For their ability to transcend cultural differences, Mr Clinton wrote a piece for Time magazine mentioning the team as one of “the most significant reasons for optimism in the 21st century”.

“And so, if you want to ask me what is totally amazing about this place, it’s those students, tutored by those faculty, who are already leaders of bringing people together.

“I call them ‘agents of common humanity’ because they see across difference what is similar in all of us: psychologically; conceptually; linguistically; emotionally; how much we want security; admiration and affection; how much we want meaning; how much we want opportunity; how much we want beauty.”

But as aware as he is of NYU Abu Dhabi’s successes, Mr Bloom does not shy from hard-hitting questions.

When asked what was one of the university’s largest concerns at one point, he says: “There was controversy over whether we could make sure that the people who worked for us on the campus, or in constructing the campus, were treated at a level that we really believed was right.”

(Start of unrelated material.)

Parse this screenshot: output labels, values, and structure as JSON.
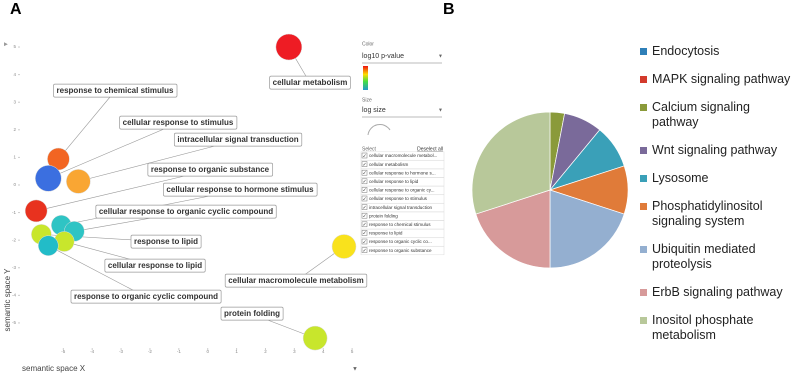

Mr Bloom says the university has answered even these questions, by working with local partners to raise the bar on workers’ rights.

“I think that there as well we have made very remarkable progress, signing an agreement that became public on what are the minimum standards that we and the Government together hold for the way in which workers should be treated.

“If there were some infractions we will find them out, we will rectify them. We have rectified a few but I’m not sure if those allegations have much weight at all.

“But I am sure that, even in that area, the idea of establishing shared labour values and sticking to them and monitoring them – not only us, but our joint partnership with the Government – has been phenomenally important.”

The NYU Abu Dhabi project is, he asserts, a testament to the power of partnerships and what can be achieved by like-minded visionaries. The university is funded by Abu Dhabi, although it is run by NYU.

“John Sexton [university president] came in and said NYU is going to be the leading American university to provide a global vision, to provide a global network of institutions and in it should be one in the Middle East, and he created this one with Sheikh Mohammed [bin Zayed, Crown Prince of Abu Dhabi and Deputy Supreme Commander of the Armed Forces].”

The new Saadiyat Island campus, he says, is a “fantastic concrete and glass example of it – not only the buildings, but the vision of it and the sense of exuberance and possibility that it represents”.

Strolling across a well-lit courtyard, designed to capture a cool breeze, Mr Bloom reflects: “Yes, people were concerned that this couldn’t happen; it couldn’t happen so far away from NYU; it couldn’t happen so far away form the traditional centres of hegemony in academic life.

“And yet we have this record of success which has been just amazing. Now we have to keep it of course,” he laughs.